A year later, similar events took place at BHS where students questioned the abrupt departure of a teacher and the reassignment that same semester of the school’s principal.
A few school board members openly made some comments on the Auburn situation, encouraging that community at the time to give the new director a chance.
MCPS officials, including board members, made few public comments on the specific situations at BHS, but promised at the time to bolster mental health initiatives.
Williams joined The Roanoke Times in 2010, where he was a part-time editorial assistant in the sports department and later a news reporter.
Williams’ work at the newspaper included coverage of Montgomery County schools.
“I should add I was never told to specifically focus on schools as much as I did,” he said. “It just came kind of natural because of my education background and passion for sharing stories about students and educators.”

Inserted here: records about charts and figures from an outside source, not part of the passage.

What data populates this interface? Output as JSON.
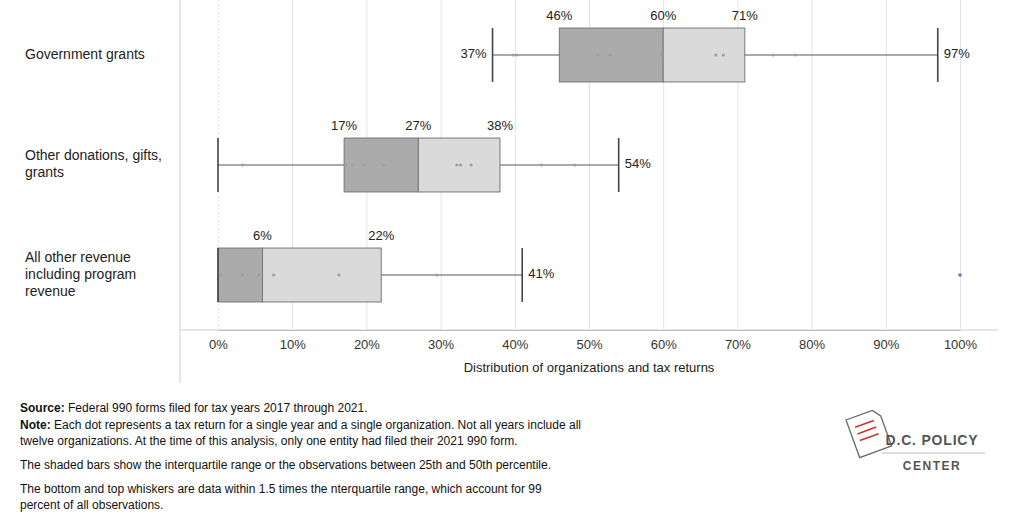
{
  "chart_data": {
    "type": "box",
    "orientation": "horizontal",
    "categories": [
      [
        "Government grants"
      ],
      [
        "Other donations, gifts,",
        "grants"
      ],
      [
        "All other revenue",
        "including program",
        "revenue"
      ]
    ],
    "boxes": [
      {
        "whisker_low": 37,
        "q1": 46,
        "median": 60,
        "q3": 71,
        "whisker_high": 97,
        "value_labels": [
          "37%",
          "46%",
          "60%",
          "71%",
          "97%"
        ],
        "points": [
          39.8,
          40.3,
          51.2,
          52.8,
          59.8,
          67.1,
          68.1,
          74.8,
          77.8
        ]
      },
      {
        "whisker_low": 0,
        "q1": 17,
        "median": 27,
        "q3": 38,
        "whisker_high": 54,
        "value_labels": [
          null,
          "17%",
          "27%",
          "38%",
          "54%"
        ],
        "points": [
          3.3,
          17.2,
          18.2,
          19.6,
          22.3,
          32.2,
          32.7,
          34.1,
          43.6,
          48.1
        ]
      },
      {
        "whisker_low": 0,
        "q1": 0,
        "median": 6,
        "q3": 22,
        "whisker_high": 41,
        "value_labels": [
          null,
          null,
          "6%",
          "22%",
          "41%"
        ],
        "points": [
          0.4,
          3.3,
          5.5,
          7.5,
          16.3,
          29.5
        ],
        "outliers": [
          100
        ]
      }
    ],
    "colors": [
      "#ababab",
      "#dadada"
    ],
    "x_label": "Distribution of organizations and tax returns",
    "xlim": [
      0,
      100
    ],
    "xticks": [
      {
        "value": 0,
        "label": "0%"
      },
      {
        "value": 10,
        "label": "10%"
      },
      {
        "value": 20,
        "label": "20%"
      },
      {
        "value": 30,
        "label": "30%"
      },
      {
        "value": 40,
        "label": "40%"
      },
      {
        "value": 50,
        "label": "50%"
      },
      {
        "value": 60,
        "label": "60%"
      },
      {
        "value": 70,
        "label": "70%"
      },
      {
        "value": 80,
        "label": "80%"
      },
      {
        "value": 90,
        "label": "90%"
      },
      {
        "value": 100,
        "label": "100%"
      }
    ],
    "grid": true,
    "notes": [
      {
        "lead": "Source:",
        "lines": [
          "Federal 990 forms filed for tax years 2017 through 2021."
        ]
      },
      {
        "lead": "Note:",
        "lines": [
          "Each dot represents a tax return for a single year and a single organization. Not all years include all",
          "twelve organizations. At the time of this analysis, only one entity had filed their 2021 990 form."
        ]
      },
      {
        "lines": [
          "The shaded bars show the interquartile range or the observations between 25th and 50th percentile."
        ]
      },
      {
        "lines": [
          "The bottom and top whiskers are data within 1.5 times the nterquartile range, which account for 99",
          "percent of all observations."
        ]
      }
    ],
    "logo": [
      "D.C. POLICY",
      "CENTER"
    ]
  }
}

During his time at the newspaper, Williams said he took notice of some of the issues that he would like to address as an elected official.
“I can’t say how many times when I was working at the paper, I would talk to somebody about an issue going on with the school board and they either had no idea what was going on or a very wrong idea of what was going on,” he said. “That’s one of the things I hope to do a little better, maybe be a little bit more transparent.”
Williams left the paper during the summer of 2017 and is now a writer for University Relations at Virginia Tech.
Bond has confirmed that she will seek reelection. She said on Thursday that she didn’t have much time to comment at length about having a challenger due to her responsibilities at Old Town Barber and Hair Salon, which she owns and runs. She said she will ramp up her campaign in the near future.
Bond, whose first term began in 2005, represents an area that covers southwestern Montgomery County and includes a portion of Christiansburg.
The other school board members who are up for reelection this year are Gunin Kiran of Blacksburg’s District A and Dana Partin of District C, which includes an eastern part of the county, predominantly, encompassing Shawsville and Elliston.